É importante lembrar que registros em matéria autoral não têm a mesma importância do registro da papelada do seu apartamento, por exemplo, ou de uma marca. Estes são constitutivos de direitos, isto é, quem exibe a certidão do registro é dono, e pode afastar qualquer outro de qualquer pretensão à sua propriedade, ou de eventual direito sobre ela. Já o registro autoral é mera medida de cautela, com a finalidade de declarar o direito que você tem , exclusivamente quanto ao que você registrou, e do modo como você registrou. Vale tanto quanto um registro no Cartório de Títulos e Documentos, como prova de anterioridade, quando a discussão recai sobre a identidade de obras (e não de autores).

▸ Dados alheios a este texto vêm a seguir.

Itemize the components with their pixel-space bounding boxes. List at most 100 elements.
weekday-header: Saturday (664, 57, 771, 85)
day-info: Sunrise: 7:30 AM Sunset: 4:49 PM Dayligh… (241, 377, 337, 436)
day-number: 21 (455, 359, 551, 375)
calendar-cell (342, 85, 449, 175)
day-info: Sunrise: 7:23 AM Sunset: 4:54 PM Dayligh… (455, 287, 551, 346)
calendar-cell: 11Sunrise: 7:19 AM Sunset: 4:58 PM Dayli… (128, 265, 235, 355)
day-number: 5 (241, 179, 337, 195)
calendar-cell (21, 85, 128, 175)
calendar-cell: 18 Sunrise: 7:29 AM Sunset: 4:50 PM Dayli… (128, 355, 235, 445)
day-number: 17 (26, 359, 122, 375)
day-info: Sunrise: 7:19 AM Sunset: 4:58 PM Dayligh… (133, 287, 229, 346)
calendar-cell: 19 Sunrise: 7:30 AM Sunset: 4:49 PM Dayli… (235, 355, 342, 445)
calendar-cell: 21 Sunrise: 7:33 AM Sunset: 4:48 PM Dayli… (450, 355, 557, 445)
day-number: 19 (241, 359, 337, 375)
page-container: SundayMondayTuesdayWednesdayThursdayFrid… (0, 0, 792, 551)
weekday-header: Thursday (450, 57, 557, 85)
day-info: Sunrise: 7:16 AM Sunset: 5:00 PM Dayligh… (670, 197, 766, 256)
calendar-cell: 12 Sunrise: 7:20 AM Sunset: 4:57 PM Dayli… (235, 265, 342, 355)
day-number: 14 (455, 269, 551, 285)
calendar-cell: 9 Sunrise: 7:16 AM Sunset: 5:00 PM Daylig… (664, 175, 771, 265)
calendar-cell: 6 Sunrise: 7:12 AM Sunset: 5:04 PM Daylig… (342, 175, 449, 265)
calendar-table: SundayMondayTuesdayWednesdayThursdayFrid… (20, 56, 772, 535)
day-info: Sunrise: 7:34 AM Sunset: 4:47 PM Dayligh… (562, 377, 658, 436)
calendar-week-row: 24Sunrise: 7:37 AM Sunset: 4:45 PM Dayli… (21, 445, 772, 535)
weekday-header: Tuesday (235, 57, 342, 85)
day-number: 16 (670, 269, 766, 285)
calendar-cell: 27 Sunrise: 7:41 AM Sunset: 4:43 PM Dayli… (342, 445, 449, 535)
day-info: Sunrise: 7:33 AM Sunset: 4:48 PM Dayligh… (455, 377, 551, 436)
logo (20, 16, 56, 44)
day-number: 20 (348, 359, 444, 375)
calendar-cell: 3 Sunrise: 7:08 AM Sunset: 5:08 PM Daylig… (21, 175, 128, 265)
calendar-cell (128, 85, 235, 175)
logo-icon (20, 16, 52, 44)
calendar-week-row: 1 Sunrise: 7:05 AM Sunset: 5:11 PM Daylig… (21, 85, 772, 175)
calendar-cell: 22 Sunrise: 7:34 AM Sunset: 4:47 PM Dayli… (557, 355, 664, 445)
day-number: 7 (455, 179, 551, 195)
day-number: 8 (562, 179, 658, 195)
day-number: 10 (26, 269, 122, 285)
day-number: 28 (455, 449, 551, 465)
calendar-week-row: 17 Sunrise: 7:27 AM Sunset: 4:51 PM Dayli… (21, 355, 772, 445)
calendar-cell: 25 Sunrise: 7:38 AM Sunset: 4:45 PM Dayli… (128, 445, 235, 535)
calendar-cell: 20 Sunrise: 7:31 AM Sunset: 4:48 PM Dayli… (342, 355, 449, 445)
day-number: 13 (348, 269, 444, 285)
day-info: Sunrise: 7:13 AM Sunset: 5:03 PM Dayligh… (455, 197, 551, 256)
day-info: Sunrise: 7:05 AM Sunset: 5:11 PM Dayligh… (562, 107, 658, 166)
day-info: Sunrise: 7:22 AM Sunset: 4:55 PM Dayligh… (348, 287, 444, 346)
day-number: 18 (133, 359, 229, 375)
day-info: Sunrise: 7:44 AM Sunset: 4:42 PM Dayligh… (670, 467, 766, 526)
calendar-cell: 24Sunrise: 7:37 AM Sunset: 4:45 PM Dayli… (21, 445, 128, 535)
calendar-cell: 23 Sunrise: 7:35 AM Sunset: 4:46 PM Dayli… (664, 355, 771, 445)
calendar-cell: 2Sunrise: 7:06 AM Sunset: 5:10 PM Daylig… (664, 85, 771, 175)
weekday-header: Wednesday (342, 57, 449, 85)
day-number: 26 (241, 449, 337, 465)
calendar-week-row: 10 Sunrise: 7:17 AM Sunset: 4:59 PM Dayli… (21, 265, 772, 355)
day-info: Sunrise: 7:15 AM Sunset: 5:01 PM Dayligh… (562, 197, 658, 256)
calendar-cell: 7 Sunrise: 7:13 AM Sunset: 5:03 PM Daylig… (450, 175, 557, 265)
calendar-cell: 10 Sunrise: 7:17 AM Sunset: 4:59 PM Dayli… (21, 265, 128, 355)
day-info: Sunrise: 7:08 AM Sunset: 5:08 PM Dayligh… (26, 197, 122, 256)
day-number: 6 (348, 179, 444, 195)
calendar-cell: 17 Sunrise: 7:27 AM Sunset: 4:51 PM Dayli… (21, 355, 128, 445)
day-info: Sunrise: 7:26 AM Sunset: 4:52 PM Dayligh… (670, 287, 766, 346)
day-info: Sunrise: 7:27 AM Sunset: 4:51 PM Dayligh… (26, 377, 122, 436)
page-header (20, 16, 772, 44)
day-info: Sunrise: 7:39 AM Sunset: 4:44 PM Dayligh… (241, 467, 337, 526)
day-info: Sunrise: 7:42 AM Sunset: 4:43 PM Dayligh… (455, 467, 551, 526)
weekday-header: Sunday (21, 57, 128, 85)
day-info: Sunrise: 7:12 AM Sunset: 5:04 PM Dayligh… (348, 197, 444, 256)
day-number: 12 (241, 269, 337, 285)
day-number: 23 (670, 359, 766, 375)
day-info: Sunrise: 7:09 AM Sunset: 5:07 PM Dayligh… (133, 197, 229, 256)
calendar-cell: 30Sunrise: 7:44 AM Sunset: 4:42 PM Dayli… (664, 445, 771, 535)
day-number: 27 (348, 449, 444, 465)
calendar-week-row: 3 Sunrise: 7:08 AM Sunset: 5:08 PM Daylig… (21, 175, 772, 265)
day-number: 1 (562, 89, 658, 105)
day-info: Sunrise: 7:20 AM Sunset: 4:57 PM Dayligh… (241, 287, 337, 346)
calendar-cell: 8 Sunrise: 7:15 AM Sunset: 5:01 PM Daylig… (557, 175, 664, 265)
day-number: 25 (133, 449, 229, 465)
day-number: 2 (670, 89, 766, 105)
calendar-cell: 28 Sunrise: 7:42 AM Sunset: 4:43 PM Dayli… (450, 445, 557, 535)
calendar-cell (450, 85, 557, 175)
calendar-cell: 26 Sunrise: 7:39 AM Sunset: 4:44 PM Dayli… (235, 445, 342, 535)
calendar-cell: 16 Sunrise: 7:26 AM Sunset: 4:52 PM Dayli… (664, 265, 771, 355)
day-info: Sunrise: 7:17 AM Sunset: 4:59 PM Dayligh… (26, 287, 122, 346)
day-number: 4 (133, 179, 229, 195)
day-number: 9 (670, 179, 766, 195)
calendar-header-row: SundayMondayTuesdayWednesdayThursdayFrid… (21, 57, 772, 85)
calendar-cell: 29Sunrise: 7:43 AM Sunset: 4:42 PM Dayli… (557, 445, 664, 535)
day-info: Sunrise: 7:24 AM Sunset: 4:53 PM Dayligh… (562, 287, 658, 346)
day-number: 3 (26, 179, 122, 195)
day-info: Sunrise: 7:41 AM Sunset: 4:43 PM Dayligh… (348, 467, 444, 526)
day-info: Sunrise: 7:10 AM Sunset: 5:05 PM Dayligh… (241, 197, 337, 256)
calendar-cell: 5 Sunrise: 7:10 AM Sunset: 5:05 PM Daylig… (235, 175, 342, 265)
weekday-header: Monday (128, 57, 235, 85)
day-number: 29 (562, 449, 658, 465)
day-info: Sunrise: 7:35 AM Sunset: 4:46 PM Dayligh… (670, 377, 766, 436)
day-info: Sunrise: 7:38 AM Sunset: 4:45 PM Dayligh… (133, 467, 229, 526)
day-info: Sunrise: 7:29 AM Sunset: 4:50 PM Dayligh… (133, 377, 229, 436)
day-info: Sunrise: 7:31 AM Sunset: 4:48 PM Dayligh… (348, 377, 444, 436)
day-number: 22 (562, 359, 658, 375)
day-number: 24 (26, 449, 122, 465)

Andam pretendendo dar ao certificado de registro obtido junto à Biblioteca Nacional uma amplitude que ele não tem. Explica-se: o órgão não pode analisar o conteúdo de uma obra levada a registro, ou recusá-lo por ser parecida com outra anterior. Não lhe cabe.

A autoria se prova com o fato da criação e se for você a verdadeira criadora de uma obra, você poderá prová--la por outros meios mais eficientes como os testemunhos ou outros documento, mas essa prova é judicial.Na verdade, quando se diz que o registro é meramente declaratório, e dispensável em matéria autoral, quer-se proteger o verdadeiro autor daquele que, antieticamente, se intitula como tal e corre ao registro pretendendo com isso intitular-se autor, sem sê-lo.

Numa situação dessas você não vai ficar desprotegida, mas a prova da sua autoria se fará verdadeiramente pelas leis comuns. A proteção da lei autoral só vai incidir sobre a obra criada, e sobre a qual não pairem dúvidas quanto à autoria. Se a obra for um livro, como é o seu caso, você poderá levá-lo a registro para sua segurança antes de entregá-lo a uma, ou a várias editoras, como mera medida de cautela.

O registro na Biblioteca Nacional goza de fé pública, o que quer dizer que, se um dia você alegar que o seu texto foi alterado por alguém a quem você autorizou o uso, a certidão do órgão é a prova de que você precisava para a demonstração da violação do direito moral.

Portanto ele só diz respeito a você e à sua obra, não funcionando como, digamos, garantia contra imitações.

Quanto à garantia de que ele funcione como base de conteúdo de outras mídias, também o registro não lhe traz serventia, porque as outras mídias citadas são formas de expressão de um mesmo tema com a concorrência de diversos outros elementos fundamentais de composição da obra. Se, por exemplo, você de um texto escrito fizer um filme, a obra audiovisual na qual o texto se transformará ( um texto de livro é sempre roteirizado, adaptado, para a tela) conterá outras obras autorais e titulares de direitos acopladas a ela, de modo que seu texto será apenas um dos (apesar de o ponto de partida) elementos de expressão dela. Seu livro que se reduzia a papel, tinta, palavras e um leitor passou a contar com um, ou vários, atores, figurantes, cenário, som, iluminação, produção executiva, continuista, diretor, produtor ( sem falar da sala de exibição ou do vídeo cassete) e tudo isso passa a admitir novas "intromissões" criativas em seu texto original, deixando de ser só sua.

O que não pode acontecer, é um produtor de cinema ou de vídeo, ou um diretor de teatro pegar o seu texto, e nele basear a obra audiovisual ou teatral sem a sua prévia autorização. E isso independe de registro.